Сбылось то, о чем лишь думалось: из разговора с ханом было узнано достаточно.
Во время пира принародно было объявлено о клятве, данной Всеволодом не бежать из плена, и о том, что отныне Всеволод Святославич не просто пленник, а и личный и почетный гость хана. Поэтому обида князю — это обида хану. В знак того, что ханское слово понятно, пирующие цокали языками, кивали кудластыми головами, гладили бороды жирными руками.
После пира урядились о том, что в Курскую землю за выкупом для первых княжеских кметей и дружинников идет вместе с ханскими посланцами Всеволодов сотник Ярмил Лыко.
— Увидишь княгиню Ольгу Глебовну, поклонись ей поясно от меня, — наставлял курский и трубчевский князь Ярмила, — скажи, что жив и здрав.
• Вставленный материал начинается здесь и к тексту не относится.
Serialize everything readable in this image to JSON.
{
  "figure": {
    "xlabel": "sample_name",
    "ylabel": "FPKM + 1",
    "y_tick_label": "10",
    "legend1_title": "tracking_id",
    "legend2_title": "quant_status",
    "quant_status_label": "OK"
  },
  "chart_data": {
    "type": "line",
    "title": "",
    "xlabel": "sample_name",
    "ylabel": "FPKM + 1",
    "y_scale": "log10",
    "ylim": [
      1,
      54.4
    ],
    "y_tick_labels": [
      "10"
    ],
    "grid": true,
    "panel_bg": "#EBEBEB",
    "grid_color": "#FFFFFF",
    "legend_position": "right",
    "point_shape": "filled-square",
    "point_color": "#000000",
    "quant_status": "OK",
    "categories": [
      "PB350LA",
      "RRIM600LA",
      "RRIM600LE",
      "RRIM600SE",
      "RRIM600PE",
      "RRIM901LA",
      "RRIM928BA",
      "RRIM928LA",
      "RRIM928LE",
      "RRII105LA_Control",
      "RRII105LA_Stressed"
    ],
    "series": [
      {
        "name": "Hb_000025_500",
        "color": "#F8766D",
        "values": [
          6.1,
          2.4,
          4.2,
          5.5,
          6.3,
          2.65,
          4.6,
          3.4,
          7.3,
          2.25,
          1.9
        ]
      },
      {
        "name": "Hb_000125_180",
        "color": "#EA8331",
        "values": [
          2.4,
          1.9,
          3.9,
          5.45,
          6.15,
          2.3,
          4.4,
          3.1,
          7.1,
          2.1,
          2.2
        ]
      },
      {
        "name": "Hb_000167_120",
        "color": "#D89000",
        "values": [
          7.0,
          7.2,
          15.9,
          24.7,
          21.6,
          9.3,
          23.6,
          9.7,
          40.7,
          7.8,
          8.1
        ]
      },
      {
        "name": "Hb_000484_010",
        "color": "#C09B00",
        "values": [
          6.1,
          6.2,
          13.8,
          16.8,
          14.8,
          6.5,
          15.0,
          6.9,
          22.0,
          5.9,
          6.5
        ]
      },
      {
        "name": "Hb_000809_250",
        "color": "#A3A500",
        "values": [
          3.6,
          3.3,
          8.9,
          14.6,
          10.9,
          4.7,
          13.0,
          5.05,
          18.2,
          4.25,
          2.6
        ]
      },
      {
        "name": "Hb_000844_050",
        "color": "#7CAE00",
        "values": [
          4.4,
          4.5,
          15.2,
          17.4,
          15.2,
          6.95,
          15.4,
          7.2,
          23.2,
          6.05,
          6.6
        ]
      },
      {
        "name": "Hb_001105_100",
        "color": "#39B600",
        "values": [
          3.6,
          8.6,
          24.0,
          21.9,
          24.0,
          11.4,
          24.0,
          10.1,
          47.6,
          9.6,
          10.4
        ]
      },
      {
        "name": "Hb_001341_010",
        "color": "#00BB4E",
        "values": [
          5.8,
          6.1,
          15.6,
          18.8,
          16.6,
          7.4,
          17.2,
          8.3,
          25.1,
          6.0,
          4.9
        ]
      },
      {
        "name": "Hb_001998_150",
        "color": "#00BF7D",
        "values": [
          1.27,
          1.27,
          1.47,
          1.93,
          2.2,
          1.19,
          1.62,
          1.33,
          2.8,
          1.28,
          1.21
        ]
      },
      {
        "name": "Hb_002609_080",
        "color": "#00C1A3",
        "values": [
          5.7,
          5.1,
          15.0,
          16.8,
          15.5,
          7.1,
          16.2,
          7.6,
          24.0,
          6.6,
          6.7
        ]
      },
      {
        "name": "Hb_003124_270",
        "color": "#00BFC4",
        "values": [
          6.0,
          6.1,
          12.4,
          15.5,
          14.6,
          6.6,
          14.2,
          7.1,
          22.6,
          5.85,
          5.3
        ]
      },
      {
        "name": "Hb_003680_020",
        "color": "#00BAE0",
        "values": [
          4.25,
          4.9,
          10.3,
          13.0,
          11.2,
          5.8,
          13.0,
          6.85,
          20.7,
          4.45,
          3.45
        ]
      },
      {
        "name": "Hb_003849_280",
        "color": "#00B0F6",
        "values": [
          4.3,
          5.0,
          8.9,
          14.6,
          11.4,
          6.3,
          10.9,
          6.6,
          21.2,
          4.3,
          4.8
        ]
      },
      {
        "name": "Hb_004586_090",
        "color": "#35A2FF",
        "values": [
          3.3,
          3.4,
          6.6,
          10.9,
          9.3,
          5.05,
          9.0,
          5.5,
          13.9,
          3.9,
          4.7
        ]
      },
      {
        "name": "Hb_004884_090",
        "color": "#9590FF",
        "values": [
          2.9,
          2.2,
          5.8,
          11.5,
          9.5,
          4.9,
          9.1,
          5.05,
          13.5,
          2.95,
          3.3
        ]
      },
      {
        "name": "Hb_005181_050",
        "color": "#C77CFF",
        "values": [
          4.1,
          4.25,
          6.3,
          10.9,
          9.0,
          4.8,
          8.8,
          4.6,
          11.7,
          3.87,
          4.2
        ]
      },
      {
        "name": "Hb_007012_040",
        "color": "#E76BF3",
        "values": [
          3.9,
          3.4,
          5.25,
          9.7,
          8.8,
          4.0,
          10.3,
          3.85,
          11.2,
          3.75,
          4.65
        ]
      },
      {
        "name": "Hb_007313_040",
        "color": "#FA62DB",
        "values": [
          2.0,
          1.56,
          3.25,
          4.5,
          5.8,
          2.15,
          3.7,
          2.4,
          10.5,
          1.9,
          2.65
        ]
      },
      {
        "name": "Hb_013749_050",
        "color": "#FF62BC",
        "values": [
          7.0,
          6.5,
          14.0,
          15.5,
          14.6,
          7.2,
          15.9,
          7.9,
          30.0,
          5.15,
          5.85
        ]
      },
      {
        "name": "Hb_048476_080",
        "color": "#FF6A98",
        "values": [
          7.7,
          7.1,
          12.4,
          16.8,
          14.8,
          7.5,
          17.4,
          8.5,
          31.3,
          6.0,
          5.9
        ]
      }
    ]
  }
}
Обо мне пусть не тужит — могло быть и хуже, да Бог милостив… Пусть озаботится полонным сбором — для выкупа несчастного воинства русского. За тебя пусть сразу же выкуп отдаст — от тебя свободного проку куда более будет. Потом вместе пошукайте еще по градам и вотчинам, особенно боярским — бояре народ прижимистый, запасливый, у них завсегда много чего есть… — А еще надо как можно больше пленных половцев отыскать, чтобы не гривнами да кунами, а ими обмен производить. Я с ханом о том договорюсь… — После небольшой паузы добавил: — Передай княгине, чтобы из охочих людей хоть малую дружину да собрала бы — княжество надо оберегать… и от друзей и от недругов. Алкающих поживиться за чужой счет всегда хватает, а сейчас, когда нет князя, тем паче — пояснил тихо, заглянув сотнику в очи, чтобы убедиться, понял ли тот всю остроту наказа. Не удержавшись, переспросил: — Ты все понял, сотник?
— Все понял! Все исполню, как велишь, батюшка-князь, — в предчувствии скорой свободы со слезами на глазах пообещал сотник Ярмил.
Еще час назад он и думать не мог об освобождении, а теперь приодетый мало-мальски для дальней дороги — хан Роман повелел выдать ему старенькую одежонку — готовился к отправлению в край родной.
— Все исполню.
— Тогда с Богом! — Князь осенил сотника крестным знаменем.
Вскоре небольшая кавалькада всадников, среди которых был и сотник-полонянин Ярмил, неспешной рысью тронулась из вежи Романа Каича, держа путь на полуночную сторону. Всеволод Святославич, взойдя на холмик, долго провожал эту кавалькаду взором, до тех пор, пока дрожащее марево окоема не скрыло ее.